El Señor (Conrado Osorio), the religious leader of an isolated mountain community, comes home one day with a silent blonde boy. Chaining the boy half-naked in an animal pen, he announces that it is the incarnation of Jesus Christ come to enact miracles. There are many problems with that proclamation; the obvious one being that it is the fifth anonymous child with which he has returned home. The other four he found to be demons instead.

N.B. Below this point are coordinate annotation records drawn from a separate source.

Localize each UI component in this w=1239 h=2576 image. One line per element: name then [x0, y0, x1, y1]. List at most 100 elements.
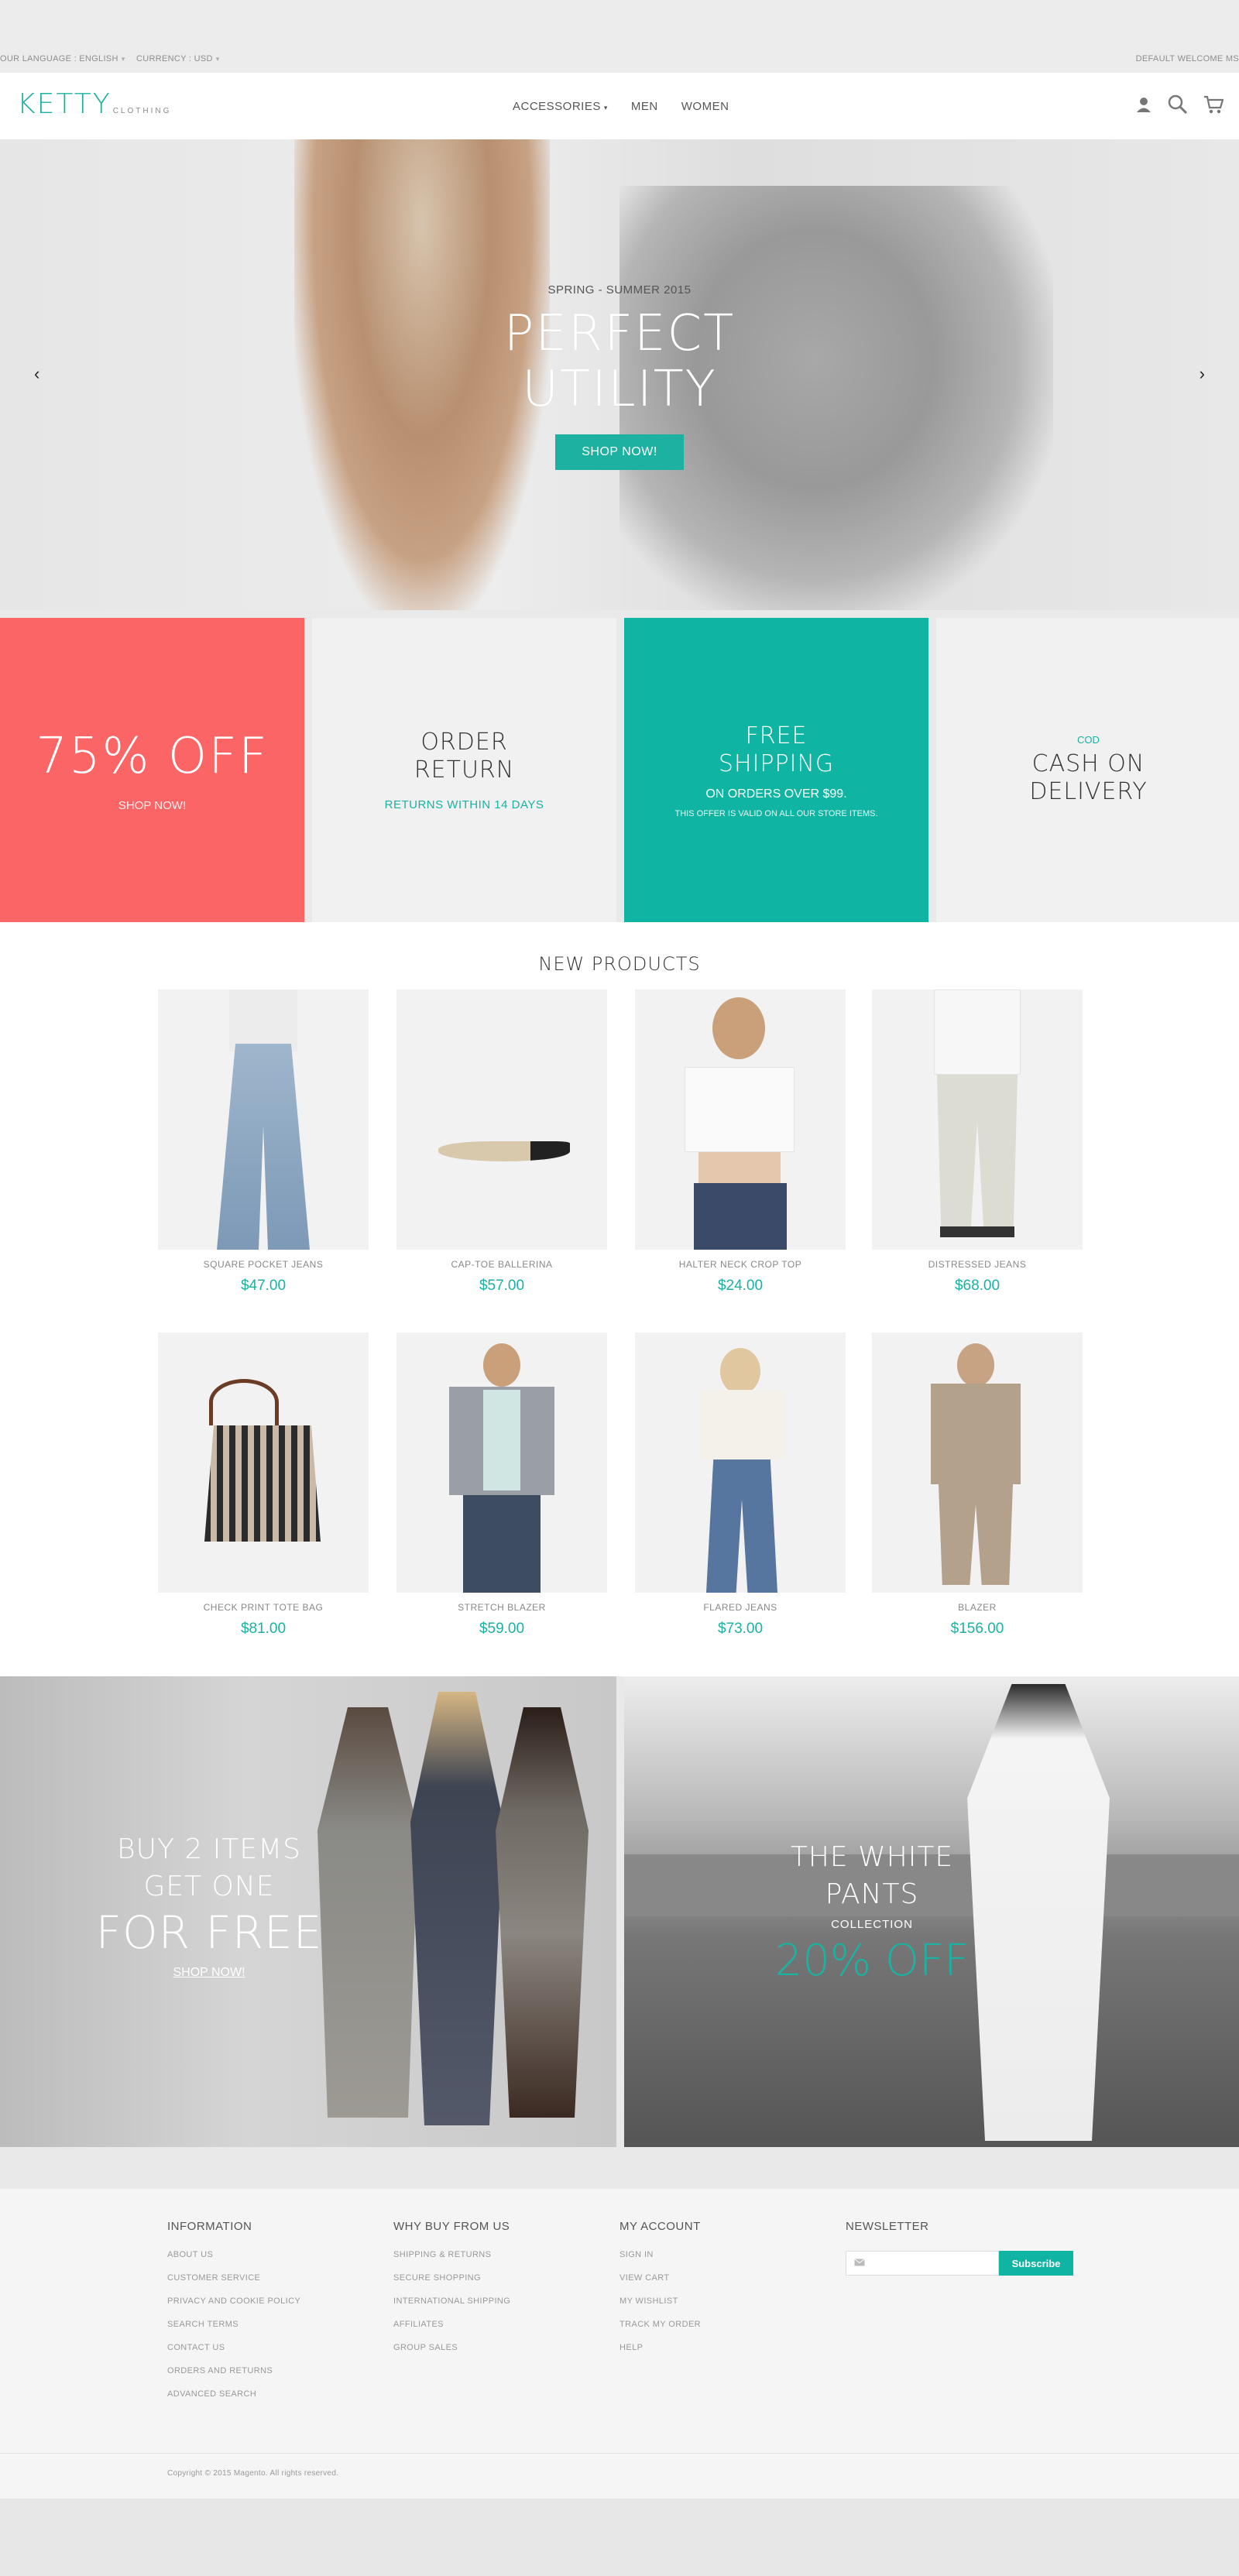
product-name[interactable]: FLARED JEANS	[635, 1602, 846, 1613]
promo-shipping-note: THIS OFFER IS VALID ON ALL OUR STORE ITE…	[674, 808, 878, 818]
product-name[interactable]: HALTER NECK CROP TOP	[635, 1259, 846, 1270]
product-image[interactable]	[396, 990, 607, 1250]
search-icon[interactable]	[1168, 94, 1188, 118]
currency-switcher[interactable]: CURRENCY : USD ▾	[136, 54, 220, 63]
product-image[interactable]	[158, 990, 369, 1250]
footer-link[interactable]: CONTACT US	[167, 2343, 300, 2366]
product-price: $47.00	[240, 1278, 287, 1294]
banner-text: BUY 2 ITEMS GET ONE FOR FREE SHOP NOW!	[0, 1831, 418, 1980]
footer-link[interactable]: ORDERS AND RETURNS	[167, 2366, 300, 2389]
banner-white-pants[interactable]: THE WHITE PANTS COLLECTION 20% OFF	[624, 1676, 1239, 2147]
promo-shipping-line-2: SHIPPING	[718, 749, 835, 777]
promo-cod[interactable]: COD CASH ON DELIVERY	[936, 618, 1239, 922]
promo-return-line-2: RETURN	[414, 756, 515, 784]
promo-free-shipping[interactable]: FREE SHIPPING ON ORDERS OVER $99. THIS O…	[624, 618, 928, 922]
product-price: $81.00	[240, 1621, 287, 1637]
product-image[interactable]	[872, 990, 1083, 1250]
product-price: $73.00	[717, 1621, 764, 1637]
banner-line-1: BUY 2 ITEMS	[117, 1833, 301, 1865]
product-name[interactable]: DISTRESSED JEANS	[872, 1259, 1083, 1270]
product-image[interactable]	[635, 1333, 846, 1593]
banner-collection: COLLECTION	[831, 1918, 913, 1931]
product-image[interactable]	[872, 1333, 1083, 1593]
footer-link[interactable]: SHIPPING & RETURNS	[393, 2250, 510, 2273]
chevron-down-icon: ▾	[121, 55, 125, 63]
subscribe-button[interactable]: Subscribe	[999, 2251, 1073, 2276]
banner-buy-2-get-1[interactable]: BUY 2 ITEMS GET ONE FOR FREE SHOP NOW!	[0, 1676, 616, 2147]
nav-item-women[interactable]: WOMEN	[681, 100, 729, 113]
footer-link[interactable]: HELP	[620, 2343, 701, 2366]
promo-discount[interactable]: 75% OFF SHOP NOW!	[0, 618, 304, 922]
promo-discount-link[interactable]: SHOP NOW!	[118, 799, 186, 812]
promo-cod-line-2: DELIVERY	[1029, 778, 1148, 805]
product-price: $57.00	[479, 1278, 525, 1294]
model-image	[496, 1707, 589, 2118]
footer-link[interactable]: ABOUT US	[167, 2250, 300, 2273]
product-price: $156.00	[950, 1621, 1004, 1637]
product-card[interactable]: SQUARE POCKET JEANS $47.00	[158, 990, 369, 1295]
product-card[interactable]: BLAZER $156.00	[872, 1333, 1083, 1638]
hero-season: SPRING - SUMMER 2015	[547, 283, 692, 297]
product-name[interactable]: STRETCH BLAZER	[396, 1602, 607, 1613]
product-price: $24.00	[717, 1278, 764, 1294]
product-card[interactable]: STRETCH BLAZER $59.00	[396, 1333, 607, 1638]
site-header: KETTY CLOTHING ACCESSORIES ▾ MEN WOMEN	[0, 73, 1239, 139]
product-image[interactable]	[158, 1333, 369, 1593]
copyright: Copyright © 2015 Magento. All rights res…	[167, 2469, 339, 2478]
footer-column-why-buy: WHY BUY FROM US SHIPPING & RETURNS SECUR…	[393, 2220, 510, 2366]
shop-now-button[interactable]: SHOP NOW!	[555, 434, 684, 470]
main-nav: ACCESSORIES ▾ MEN WOMEN	[513, 100, 729, 113]
product-price: $68.00	[954, 1278, 1000, 1294]
product-name[interactable]: CAP-TOE BALLERINA	[396, 1259, 607, 1270]
logo-main: KETTY	[17, 88, 112, 120]
product-name[interactable]: CHECK PRINT TOTE BAG	[158, 1602, 369, 1613]
nav-item-accessories[interactable]: ACCESSORIES ▾	[513, 100, 608, 113]
logo-sub: CLOTHING	[112, 107, 172, 115]
banner-shop-now-link[interactable]: SHOP NOW!	[173, 1966, 245, 1980]
hero-title-line-1: PERFECT	[503, 305, 736, 362]
footer-link[interactable]: GROUP SALES	[393, 2343, 510, 2366]
footer-link[interactable]: AFFILIATES	[393, 2320, 510, 2343]
footer-link[interactable]: PRIVACY AND COOKIE POLICY	[167, 2296, 300, 2320]
footer-link[interactable]: SEARCH TERMS	[167, 2320, 300, 2343]
hero-slider: ‹ › SPRING - SUMMER 2015 PERFECT UTILITY…	[0, 139, 1239, 610]
footer-link[interactable]: SIGN IN	[620, 2250, 701, 2273]
footer-link[interactable]: MY WISHLIST	[620, 2296, 701, 2320]
footer-link[interactable]: INTERNATIONAL SHIPPING	[393, 2296, 510, 2320]
cart-icon[interactable]	[1203, 94, 1224, 118]
product-card[interactable]: FLARED JEANS $73.00	[635, 1333, 846, 1638]
footer-link[interactable]: TRACK MY ORDER	[620, 2320, 701, 2343]
logo[interactable]: KETTY CLOTHING	[17, 88, 171, 120]
language-label: OUR LANGUAGE : ENGLISH	[0, 54, 118, 63]
footer-link[interactable]: ADVANCED SEARCH	[167, 2389, 300, 2413]
banner-line-2: PANTS	[825, 1878, 919, 1910]
hero-title-line-2: UTILITY	[522, 361, 717, 418]
promo-cod-line-1: CASH ON	[1031, 750, 1145, 777]
promo-return-title: ORDER RETURN	[414, 729, 514, 784]
banner-discount: 20% OFF	[774, 1936, 970, 1986]
footer-link[interactable]: SECURE SHOPPING	[393, 2273, 510, 2296]
footer-link[interactable]: CUSTOMER SERVICE	[167, 2273, 300, 2296]
footer-link[interactable]: VIEW CART	[620, 2273, 701, 2296]
product-card[interactable]: CAP-TOE BALLERINA $57.00	[396, 990, 607, 1295]
product-image[interactable]	[635, 990, 846, 1250]
product-name[interactable]: BLAZER	[872, 1602, 1083, 1613]
language-switcher[interactable]: OUR LANGUAGE : ENGLISH ▾	[0, 54, 125, 63]
header-icons	[1135, 94, 1224, 118]
product-card[interactable]: CHECK PRINT TOTE BAG $81.00	[158, 1333, 369, 1638]
hero-title: PERFECT UTILITY	[0, 306, 1239, 417]
section-title: NEW PRODUCTS	[538, 953, 701, 975]
product-card[interactable]: DISTRESSED JEANS $68.00	[872, 990, 1083, 1295]
product-image[interactable]	[396, 1333, 607, 1593]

Luz: The Flower of Evil (2019) is a striking and memorable film. It is written and directed by Colombian filmmaker Juan Diego Escobar Alzate, with a rich sense of colour and atmosphere. It follows a tightly knit community of farmers – you could imagine they came from anywhere during the past few centuries, but the story reveals it to be at least reasonably close to the present – and their leader, a religious zealot caring for three naive daughters. One of them is his actual daughter, although her mother has died. Goodness knows where he found the other two.
It is clear that El Señor, played passionately by Osorio, is not a well man, and that his religious delusions are threatening the welfare of those around him. It is also clear that his fearful daughters – Uma (Yuri Vargas), Zion (Sharon Guzmán), and Laila (Andrea Esquivel) – are torn between obeying their father and following their growing natural instincts. The locals have also awkwardly noticed the arrival of a fifth messiah running with no promised miracles in sight. It is a brittle and wobbly arrangement that seems likely to collapse at any moment.
Alzate directs his film in vivid, oversaturated colour, enhanced with abstract night scars and dramatic mountainous scenery. It all suggests an uncontrolled religious mania. When paired with the non-realist story progression and a heavy reliance on voice-over, it becomes increasingly abstract and unearthly. Akin to Robert Eggers’ supernatural horror The Witch (2015), it presents devout but misguided religion from within the very beliefs that are harming its worshippers. What might appear supernaturally-inspired events could just as easily be the results of mental illness – and Alzate definitely points more forcefully at the latter.
The three female leads deliver strong performances, crafting a lot of detail and sympathy out of what are quite subservient, reactive characters. Osorio has a magnetic, threatening presence, but that is the nature of his character to dominate. Some key moments of gendered violence make him a deeply repellent character, but his own self-doubt and uncontrolled emotion make him a fascinating one as well.
The film deliberately leads the viewer to tie their own connections, and to form their own relationship with the story. That may make it frustrating for some: Alzate’s general sense of ellipsis tends to leave open holes that he has no intention of filling by himself. It looks and sounds amazing. It feels remarkable. It also unavoidably feels like a first feature. More discipline and focus on story in any future endeavour will likely serve him well.